TETESAN-TETESAN lembut dari langit perlahan menyentuh kulit tanganku. Gerimis. Sial! Makin kupacu vespaku, sambil berharap di tempatmu tak hujan. Yah, dalam keadaan seperti itu, aku yakin kamu tak akan bergerak dari tempat kamu berada sederas apapun hujan yang turun.
          Ah, masih menunggukah dia di taman itu?
          Hujan semakin lebat. Aku tak membawa jas hujan. Tak mungkin juga aku berteduh. Vespa terus kupacu. Membelah angin. Membelah hujan.
          Membayangkanmu gigil dalam resah di taman itu membuatku, lagi-lagi, mengutuki diri sendiri. Seandainya aku tak pecundang, seandainya aku bisa menyatakan apa yang kurasa sejak dulu, mungkin saat kamu bertemu dengan dia kamu tak jatuh cinta. Jika itu terjadi, mungkin saja kamu tidak akan menjalani kisah rumit itu bersama dia. Mungkin kamu tidak akan melulu kecewa. Dan yang pasti, mungkin kamu tidak akan menangis sedalam tadi. Ah!
          Vespaku terus menembus hujan.
          Yah, aku memang tidak tahu perasaanku itu berbalas atau tidak. Aku hanya berandai-andai. Seandainya aku menjadi kekasihmu, aku tak akan membiarkanmu tenggelam dalam sengguk sebegitu dalam. Aku tak akan membiarkanmu menangis, kecuali itu tangis haru. Terlebih lagi, aku tak akan membiarkanmu menangis karena aku.

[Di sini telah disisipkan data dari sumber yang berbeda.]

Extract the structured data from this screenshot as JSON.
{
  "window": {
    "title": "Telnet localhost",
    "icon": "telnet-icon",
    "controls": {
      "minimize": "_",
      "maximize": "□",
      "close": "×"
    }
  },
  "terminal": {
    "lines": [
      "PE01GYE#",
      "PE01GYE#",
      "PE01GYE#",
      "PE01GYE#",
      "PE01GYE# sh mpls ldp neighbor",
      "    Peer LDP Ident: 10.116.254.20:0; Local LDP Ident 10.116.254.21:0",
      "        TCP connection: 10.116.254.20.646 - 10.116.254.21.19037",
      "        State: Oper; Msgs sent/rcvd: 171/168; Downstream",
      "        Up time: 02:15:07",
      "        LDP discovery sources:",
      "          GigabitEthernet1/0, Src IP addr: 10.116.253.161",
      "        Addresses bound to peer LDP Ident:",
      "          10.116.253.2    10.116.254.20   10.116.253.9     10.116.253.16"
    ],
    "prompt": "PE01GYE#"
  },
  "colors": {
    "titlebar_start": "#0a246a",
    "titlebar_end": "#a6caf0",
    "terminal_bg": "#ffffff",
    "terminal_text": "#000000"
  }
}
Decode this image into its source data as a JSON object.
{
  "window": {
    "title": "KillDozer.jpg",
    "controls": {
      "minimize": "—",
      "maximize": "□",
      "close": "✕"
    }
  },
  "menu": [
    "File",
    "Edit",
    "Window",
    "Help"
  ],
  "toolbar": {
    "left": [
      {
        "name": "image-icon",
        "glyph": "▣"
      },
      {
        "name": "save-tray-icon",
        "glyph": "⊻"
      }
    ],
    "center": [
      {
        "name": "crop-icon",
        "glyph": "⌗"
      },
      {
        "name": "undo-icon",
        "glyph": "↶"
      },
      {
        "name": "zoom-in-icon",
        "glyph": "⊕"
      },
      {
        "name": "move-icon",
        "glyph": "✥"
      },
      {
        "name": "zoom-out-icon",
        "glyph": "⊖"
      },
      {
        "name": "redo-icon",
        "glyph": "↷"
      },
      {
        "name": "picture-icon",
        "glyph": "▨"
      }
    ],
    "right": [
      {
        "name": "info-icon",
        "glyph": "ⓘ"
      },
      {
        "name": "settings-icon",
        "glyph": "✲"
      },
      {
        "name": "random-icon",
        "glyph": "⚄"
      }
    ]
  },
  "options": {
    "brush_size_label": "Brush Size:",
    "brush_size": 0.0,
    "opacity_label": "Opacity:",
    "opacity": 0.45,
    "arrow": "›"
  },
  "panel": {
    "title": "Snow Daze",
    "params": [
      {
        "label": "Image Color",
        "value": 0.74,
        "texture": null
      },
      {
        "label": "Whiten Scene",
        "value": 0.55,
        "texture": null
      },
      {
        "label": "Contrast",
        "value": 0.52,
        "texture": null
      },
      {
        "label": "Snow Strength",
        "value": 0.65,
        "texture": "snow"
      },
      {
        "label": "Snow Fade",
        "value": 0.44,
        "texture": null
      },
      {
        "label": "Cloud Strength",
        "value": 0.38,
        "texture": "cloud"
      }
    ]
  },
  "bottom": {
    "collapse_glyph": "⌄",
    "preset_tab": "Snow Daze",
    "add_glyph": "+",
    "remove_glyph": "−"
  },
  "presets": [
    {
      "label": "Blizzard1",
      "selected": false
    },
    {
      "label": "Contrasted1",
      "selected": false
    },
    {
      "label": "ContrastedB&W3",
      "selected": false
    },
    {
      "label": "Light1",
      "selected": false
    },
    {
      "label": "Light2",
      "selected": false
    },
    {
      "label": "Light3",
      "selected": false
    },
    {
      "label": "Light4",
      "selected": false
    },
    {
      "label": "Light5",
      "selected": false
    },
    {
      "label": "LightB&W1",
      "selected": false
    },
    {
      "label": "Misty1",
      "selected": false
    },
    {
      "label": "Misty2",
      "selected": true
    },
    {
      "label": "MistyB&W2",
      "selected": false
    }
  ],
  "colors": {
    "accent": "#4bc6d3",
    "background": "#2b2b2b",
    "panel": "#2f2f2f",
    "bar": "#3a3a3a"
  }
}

AKU gigil dalam hujan. Aku sampai di taman itu. Kulihat kamu ada di sana. Benar saja, hujan sederas itu tak membuatmu beranjak dari tempatmu. Vespa telah kuparkir, tapi tak hendak aku mendekatimu. Kulihat Jazz biru berhenti, lalu dia turun. Aku diam. Bersembunyi.
          Aku seperti melihat lakon tonil. Kulihat dia menghampirimu, melepas jaketnya dan dipakaikannya di bahumu. Hujan deras meredam suara kalian. Aku tak tahu apa yang kalian bicarakan. Aku hanya membaca gerak tubuh kalian. Kamu selalu menghindar tiap lelaki itu menyentuhmu. Kamu memunggunginya. Dia bangun. Hujan-hujanan. Berlutut di depanmu. Sepertinya dia minta maaf. Kamu berpaling lagi. Dia mengulangi lagi hal yang sama. Berkali-kali. Sampai akhirnya kamu menatapnya. Aku tak tahu apa yang dia katakan. Matamu yang sembab berseri. Senyummu mengembang. Dia memelukmu. Hangat. Kamu membalas pelukannya. Hangat. Lalu kalian pergi.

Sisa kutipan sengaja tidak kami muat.